Tuning the Properties of Biobased PU Coatings via Selective Lignin Fractionation and Partial Depolymerization

• Published in: ACS sustainable chemistry & engineering Vol. 11; no. 18; pp. 7193 - 7202
• Main Authors: Smit, Arjan T., Bellinetto, Emanuela, Dezaire, Thomas, Boumezgane, Oussama, Riddell, Luke A., Turri, Stefano, Hoek, Michiel, Bruijnincx, Pieter C. A., Griffini, Gianmarco
• Format: Journal Article
• Language: English
• Published: United States American Chemical Society 08.05.2023
• Subjects: tunable PU coating properties; biomass organosolv pretreatment; lignin fractionation; tailored lignin molar mass and reactivity; reductive depolymerization
• ISSN: 2168-0485; 2168-0485
• DOI: 10.1021/acssuschemeng.3c00889

Polyurethane (PU) coatings with high lignin content and tunable properties were made using a combination of fractionation and partial catalytic depolymerization as a novel strategy to tailor lignin molar mass and hydroxyl group reactivity, the key parameters for use in PU coatings. Acetone organosolv lignin obtained from pilot-scale fractionation of beech wood chips was processed at the kilogram scale to produce lignin fractions with specific molar mass ranges (M w 1000–6000 g/mol) and reduced polydispersity. Aliphatic hydroxyl groups were distributed relatively evenly over the lignin fractions, allowing detailed study of the correlation between lignin molar mass and hydroxyl group reactivity using an aliphatic polyisocyanate linker. As expected, the high molar mass fractions exhibited low cross-linking reactivity, yielding rigid coatings with a high glass transition temperature (T g). The lower M w fractions showed increased lignin reactivity, extent of cross-linking, and gave coatings with enhanced flexibility and lower T g. Lignin properties could be further tailored by lignin partial depolymerization by reduction (PDR) of the beech wood lignin and its high molar mass fractions; excellent translation of the PDR process was observed from laboratory to the pilot scale necessary for coating applications in prospective industrial scenarios.

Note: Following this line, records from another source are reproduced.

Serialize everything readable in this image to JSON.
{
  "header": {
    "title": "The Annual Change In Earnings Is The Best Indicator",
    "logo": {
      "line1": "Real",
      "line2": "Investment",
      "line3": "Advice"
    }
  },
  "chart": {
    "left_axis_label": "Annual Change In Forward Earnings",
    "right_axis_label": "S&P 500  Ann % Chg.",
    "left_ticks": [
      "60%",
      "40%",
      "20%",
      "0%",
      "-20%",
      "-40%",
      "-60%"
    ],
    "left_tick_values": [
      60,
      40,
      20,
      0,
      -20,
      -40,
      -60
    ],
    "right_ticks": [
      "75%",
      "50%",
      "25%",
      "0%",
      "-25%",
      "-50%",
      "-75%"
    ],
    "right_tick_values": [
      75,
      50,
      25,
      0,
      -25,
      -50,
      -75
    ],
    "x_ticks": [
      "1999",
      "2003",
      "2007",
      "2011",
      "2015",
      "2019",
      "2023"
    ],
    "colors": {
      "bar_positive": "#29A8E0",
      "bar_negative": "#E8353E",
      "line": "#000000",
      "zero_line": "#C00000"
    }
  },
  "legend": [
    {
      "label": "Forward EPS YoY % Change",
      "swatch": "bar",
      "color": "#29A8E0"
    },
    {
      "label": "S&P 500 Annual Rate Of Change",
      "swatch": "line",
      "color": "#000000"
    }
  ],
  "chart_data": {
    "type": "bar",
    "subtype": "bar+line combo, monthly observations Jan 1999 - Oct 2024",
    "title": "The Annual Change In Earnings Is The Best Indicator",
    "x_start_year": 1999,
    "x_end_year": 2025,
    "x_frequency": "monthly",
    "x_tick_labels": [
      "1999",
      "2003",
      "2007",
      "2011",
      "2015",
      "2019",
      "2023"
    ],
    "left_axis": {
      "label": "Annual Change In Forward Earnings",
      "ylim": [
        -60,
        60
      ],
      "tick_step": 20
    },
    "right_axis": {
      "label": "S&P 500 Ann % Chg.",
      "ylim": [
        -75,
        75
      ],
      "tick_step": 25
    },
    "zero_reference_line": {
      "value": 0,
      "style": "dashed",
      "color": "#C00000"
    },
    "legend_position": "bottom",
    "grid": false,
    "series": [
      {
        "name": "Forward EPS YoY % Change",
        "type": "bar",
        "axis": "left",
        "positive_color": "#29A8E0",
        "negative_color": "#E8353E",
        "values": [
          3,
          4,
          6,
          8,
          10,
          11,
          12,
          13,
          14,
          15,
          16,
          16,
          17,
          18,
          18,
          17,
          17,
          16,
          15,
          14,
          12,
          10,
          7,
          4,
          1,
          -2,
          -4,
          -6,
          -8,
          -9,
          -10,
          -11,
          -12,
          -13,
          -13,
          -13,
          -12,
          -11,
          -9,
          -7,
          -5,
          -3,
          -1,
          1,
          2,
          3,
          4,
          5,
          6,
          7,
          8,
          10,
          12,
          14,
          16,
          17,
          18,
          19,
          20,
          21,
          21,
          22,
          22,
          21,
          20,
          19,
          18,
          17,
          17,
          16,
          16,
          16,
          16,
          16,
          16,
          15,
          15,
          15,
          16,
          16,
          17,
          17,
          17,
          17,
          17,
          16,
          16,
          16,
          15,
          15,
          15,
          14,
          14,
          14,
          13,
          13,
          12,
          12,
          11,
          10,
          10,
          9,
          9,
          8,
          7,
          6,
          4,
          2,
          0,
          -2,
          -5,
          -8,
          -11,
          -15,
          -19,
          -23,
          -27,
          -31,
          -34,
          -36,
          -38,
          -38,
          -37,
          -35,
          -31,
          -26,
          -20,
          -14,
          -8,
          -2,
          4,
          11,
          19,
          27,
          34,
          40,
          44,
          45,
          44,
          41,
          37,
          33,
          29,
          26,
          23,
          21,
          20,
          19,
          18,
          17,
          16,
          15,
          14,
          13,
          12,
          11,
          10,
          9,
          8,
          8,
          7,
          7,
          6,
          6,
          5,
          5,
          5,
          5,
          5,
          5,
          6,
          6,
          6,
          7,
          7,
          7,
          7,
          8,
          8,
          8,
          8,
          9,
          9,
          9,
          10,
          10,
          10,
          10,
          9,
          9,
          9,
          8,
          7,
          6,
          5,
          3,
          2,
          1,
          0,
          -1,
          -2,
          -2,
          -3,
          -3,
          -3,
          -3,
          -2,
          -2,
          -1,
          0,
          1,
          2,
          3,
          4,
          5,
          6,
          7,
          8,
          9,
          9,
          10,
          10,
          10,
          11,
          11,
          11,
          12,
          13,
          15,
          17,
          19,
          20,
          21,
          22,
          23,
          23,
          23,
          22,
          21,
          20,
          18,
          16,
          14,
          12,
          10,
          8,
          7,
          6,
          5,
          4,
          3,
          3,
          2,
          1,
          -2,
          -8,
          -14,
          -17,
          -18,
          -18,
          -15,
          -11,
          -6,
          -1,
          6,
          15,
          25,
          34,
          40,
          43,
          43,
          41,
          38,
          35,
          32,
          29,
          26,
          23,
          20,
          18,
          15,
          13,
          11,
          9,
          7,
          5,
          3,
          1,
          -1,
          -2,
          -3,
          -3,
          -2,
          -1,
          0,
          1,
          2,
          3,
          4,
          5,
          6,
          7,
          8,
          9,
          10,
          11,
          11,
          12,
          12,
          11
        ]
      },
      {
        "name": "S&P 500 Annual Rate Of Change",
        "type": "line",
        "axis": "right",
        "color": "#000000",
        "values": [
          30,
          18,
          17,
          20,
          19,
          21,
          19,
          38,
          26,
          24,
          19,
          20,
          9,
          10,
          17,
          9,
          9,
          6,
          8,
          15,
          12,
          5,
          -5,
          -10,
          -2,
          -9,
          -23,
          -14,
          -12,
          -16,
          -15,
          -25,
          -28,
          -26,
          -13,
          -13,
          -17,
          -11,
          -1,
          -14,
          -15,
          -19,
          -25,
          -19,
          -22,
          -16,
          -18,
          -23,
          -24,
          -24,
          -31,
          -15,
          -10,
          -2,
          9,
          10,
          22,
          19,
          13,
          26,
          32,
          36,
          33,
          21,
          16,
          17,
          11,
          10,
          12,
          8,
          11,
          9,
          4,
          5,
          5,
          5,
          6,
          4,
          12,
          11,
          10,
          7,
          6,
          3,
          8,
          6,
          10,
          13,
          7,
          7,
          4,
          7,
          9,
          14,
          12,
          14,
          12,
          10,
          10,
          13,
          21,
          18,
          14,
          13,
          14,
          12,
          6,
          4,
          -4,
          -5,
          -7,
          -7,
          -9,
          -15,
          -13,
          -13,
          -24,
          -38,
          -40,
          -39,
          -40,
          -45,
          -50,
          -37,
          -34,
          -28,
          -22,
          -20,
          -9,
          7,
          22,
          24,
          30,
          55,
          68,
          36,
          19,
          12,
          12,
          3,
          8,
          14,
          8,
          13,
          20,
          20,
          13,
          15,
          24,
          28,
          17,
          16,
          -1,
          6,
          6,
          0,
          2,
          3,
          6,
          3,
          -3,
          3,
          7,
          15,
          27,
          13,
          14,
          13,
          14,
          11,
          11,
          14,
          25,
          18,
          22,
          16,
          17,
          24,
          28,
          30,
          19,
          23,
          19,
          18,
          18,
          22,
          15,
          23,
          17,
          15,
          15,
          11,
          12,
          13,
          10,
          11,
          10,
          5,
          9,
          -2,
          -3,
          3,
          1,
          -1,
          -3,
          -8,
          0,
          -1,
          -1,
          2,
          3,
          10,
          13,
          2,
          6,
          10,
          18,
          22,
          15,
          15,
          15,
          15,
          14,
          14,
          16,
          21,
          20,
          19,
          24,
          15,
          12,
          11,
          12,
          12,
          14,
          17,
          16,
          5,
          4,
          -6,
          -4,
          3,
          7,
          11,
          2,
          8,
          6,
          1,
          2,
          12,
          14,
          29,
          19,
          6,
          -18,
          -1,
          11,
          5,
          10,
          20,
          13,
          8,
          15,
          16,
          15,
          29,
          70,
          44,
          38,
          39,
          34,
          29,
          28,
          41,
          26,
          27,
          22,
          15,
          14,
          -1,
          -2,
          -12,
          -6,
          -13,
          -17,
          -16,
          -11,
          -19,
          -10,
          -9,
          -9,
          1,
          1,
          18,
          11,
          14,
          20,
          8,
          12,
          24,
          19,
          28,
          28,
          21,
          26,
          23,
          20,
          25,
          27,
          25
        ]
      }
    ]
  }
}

Lignin depolymerization significantly improved lignin reactivity, and coatings produced from PDR lignin showed the lowest T g values and highest coating flexibility. Overall, this study provides a powerful strategy for the production of PU coatings with tailored properties and high (>90%) biomass content, paving the path to the development of fully green and circular PU materials.